Scala emulation of haskell type classes

Well, I don't know Scala well enough to give an answer with absolute certainty, but I do know Haskell and one of the biggest concepts regarding type classes is dictionary translation or dictionary translation. passing"). This is an implementation technique in which the compiler, given a function whose source code type requires a class, translates the function into intermediate code in which classes do not exist. A source function like the following:

sameList :: (Eq a) => [a] -> [a] -> Bool
sameList [] [] = True
sameList [] _ = False
sameList (x:xs) (y:ys) = x == y && sameList xs ys

...would translate to an intermediate code more like this:

data EqDict a = EqDict { equal :: a -> a - Bool } 

sameList :: EqDict a -> [a] -> [a] -> Bool
sameList _ [] [] = True
sameList _ [] _ = False
sameList (EqDict {equal = eq}) (x:xs) (y:ys) = 
  eq x y && sameList xs ys

...where EqDict ais a class dictionary— a dispatch table containing the class methods Eqfor the type parameter a. This is a low-level mechanism in compilers, and not a feature of Haskell itself, but it's not hard to see that armed with this concept we can take any program that uses type classes and reformulate it without them, if we write our own "dictionaries". " and pass them as arguments to all functions that need them. In the Haskell world every now and then someone recommends doing this instead of using type classes; This article (in English) seems to me to be the best known that recommends this technique.

Likewise, this shows us that in a functional language that doesn't support type classes we can nevertheless simulate them, by building our own dictionaries and passing them as explicit arguments to all functions that need them. We can do it in object-oriented languages ​​too, for example in Java:

/**
 * Interfaz que corresponde a la clase `Eq` de Haskell.
 */
interface EqDict<A> {
    boolean equal(A x, A y);
}

public static <A> boolean sameList(EqDict<A> dict, List<A> xs, List<A> ys) {
    if (xs.size() != ys.size) return false;
    for (int i = 0; i < xs.size(); i++) {
      if (!dict.equal(xs.get(i), ys.get(i))) return false;
    }
    return true;
} 

The downside is that the functions get more complicated: in the example above, the function sameListwith classes the type takes two arguments, but after translation to dictionaries it takes three. It would be very annoying to repeat this over and over again in our source programs.

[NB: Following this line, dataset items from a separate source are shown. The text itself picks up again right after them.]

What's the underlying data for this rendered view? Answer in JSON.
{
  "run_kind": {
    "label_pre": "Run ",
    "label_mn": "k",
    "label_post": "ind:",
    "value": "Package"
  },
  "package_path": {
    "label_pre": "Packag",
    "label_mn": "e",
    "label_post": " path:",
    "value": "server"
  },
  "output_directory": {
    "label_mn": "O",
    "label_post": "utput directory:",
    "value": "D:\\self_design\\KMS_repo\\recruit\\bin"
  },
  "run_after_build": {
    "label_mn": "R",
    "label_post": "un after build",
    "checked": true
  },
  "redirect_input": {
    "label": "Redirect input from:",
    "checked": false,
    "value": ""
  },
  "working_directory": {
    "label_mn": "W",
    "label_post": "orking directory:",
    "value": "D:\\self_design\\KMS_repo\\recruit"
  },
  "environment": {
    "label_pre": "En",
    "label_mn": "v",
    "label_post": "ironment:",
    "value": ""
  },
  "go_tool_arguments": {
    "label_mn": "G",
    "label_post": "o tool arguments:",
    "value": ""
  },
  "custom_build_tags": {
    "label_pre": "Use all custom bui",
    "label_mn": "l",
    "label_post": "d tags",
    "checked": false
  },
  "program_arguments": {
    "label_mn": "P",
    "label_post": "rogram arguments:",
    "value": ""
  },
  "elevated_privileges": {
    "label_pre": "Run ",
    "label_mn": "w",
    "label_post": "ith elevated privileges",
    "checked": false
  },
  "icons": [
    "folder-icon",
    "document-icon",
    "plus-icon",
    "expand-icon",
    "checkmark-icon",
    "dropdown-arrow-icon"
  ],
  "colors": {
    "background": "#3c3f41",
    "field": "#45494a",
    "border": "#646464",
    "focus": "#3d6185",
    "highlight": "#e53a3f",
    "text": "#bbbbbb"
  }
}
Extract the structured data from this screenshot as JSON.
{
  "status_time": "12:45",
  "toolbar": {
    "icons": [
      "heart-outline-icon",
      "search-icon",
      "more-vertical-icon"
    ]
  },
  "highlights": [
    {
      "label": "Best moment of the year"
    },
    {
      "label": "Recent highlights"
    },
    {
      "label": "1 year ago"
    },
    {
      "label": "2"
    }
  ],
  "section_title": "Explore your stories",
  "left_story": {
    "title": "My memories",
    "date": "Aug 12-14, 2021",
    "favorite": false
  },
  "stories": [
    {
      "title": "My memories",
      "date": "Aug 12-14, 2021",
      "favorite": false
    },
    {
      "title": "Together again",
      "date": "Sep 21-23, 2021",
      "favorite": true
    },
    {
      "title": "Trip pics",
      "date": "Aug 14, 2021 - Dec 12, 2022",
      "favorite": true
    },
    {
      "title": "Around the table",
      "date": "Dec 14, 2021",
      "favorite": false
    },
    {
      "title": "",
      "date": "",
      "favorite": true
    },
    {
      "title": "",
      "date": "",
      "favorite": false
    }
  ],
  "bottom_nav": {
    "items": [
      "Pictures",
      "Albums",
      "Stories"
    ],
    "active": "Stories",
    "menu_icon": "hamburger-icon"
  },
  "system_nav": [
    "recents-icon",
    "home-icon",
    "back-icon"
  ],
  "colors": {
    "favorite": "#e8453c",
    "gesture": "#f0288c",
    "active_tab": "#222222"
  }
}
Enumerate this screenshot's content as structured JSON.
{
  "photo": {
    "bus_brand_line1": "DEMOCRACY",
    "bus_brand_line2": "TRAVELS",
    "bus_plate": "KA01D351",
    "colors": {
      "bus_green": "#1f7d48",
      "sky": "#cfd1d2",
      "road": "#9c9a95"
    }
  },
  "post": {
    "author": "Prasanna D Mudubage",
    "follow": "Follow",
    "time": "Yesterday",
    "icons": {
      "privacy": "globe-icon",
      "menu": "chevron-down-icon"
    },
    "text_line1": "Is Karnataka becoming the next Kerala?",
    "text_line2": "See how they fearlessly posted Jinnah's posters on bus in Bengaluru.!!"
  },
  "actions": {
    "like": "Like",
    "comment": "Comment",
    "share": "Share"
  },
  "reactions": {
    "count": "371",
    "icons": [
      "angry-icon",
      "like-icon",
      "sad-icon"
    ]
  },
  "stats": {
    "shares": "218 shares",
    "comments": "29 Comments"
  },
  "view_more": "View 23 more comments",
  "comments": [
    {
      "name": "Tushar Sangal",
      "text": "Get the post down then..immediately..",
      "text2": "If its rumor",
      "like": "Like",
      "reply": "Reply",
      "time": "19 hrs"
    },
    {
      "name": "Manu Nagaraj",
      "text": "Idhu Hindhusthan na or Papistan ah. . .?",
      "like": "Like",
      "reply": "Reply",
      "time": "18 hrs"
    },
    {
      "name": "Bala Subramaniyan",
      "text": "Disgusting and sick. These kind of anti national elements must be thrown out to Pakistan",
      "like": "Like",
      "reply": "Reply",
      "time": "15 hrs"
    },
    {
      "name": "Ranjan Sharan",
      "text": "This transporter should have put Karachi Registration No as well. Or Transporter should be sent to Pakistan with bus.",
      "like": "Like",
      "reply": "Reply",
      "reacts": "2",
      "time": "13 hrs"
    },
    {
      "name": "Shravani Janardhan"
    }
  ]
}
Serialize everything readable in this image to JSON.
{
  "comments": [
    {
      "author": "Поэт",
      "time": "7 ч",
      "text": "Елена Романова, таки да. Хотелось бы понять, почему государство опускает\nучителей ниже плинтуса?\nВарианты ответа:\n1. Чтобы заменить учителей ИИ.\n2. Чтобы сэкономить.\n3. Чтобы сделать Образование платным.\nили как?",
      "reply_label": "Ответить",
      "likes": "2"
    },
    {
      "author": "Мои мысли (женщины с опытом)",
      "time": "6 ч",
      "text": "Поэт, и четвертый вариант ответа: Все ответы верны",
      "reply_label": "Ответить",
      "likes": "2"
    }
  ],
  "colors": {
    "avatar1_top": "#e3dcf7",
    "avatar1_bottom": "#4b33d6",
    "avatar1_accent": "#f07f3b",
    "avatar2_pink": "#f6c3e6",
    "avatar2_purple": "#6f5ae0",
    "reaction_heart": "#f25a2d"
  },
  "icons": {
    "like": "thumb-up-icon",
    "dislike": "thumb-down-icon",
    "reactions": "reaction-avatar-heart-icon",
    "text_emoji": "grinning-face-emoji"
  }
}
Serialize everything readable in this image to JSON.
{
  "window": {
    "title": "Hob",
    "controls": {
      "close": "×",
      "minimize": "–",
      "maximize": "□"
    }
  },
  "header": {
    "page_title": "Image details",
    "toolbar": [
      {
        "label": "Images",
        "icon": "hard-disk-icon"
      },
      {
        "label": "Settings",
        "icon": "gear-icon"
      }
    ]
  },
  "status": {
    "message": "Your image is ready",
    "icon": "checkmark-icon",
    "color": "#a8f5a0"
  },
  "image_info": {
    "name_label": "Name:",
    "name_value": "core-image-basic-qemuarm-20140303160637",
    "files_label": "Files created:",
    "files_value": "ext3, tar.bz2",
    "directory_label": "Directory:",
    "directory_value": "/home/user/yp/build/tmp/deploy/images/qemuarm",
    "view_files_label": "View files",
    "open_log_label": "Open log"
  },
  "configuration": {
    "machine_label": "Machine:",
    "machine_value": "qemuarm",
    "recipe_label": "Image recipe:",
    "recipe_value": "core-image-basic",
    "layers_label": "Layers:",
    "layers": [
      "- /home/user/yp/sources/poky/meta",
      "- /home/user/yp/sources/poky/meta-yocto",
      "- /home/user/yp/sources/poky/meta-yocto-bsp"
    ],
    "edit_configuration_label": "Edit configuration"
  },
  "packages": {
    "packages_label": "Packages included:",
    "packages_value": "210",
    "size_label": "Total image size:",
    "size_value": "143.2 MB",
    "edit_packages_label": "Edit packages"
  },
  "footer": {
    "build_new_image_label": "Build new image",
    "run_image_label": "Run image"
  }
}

And this is where the implicit arguments come into play. With such a mechanism we can use this technique of dictionaries but without having to constantly repeat them in the program. A function that requires a dictionary (or two, or three, or five) declares them as implicit arguments, and thus, when we use it from another that also requires the same implicit arguments, the language automatically takes care of communicating them.

Note however that implicit arguments have advantages and disadvantages over type classes. The big difference is that type classes guarantee that given the same class and the same type, we always get the same dictionary. Implicit arguments, on the other hand, allow different dictionaries in different parts of the program to be associated with the same type. This is a complicated topic that I cannot go into, but the cost of the additional flexibility of implicit arguments is that it also makes it easier to build bad programs.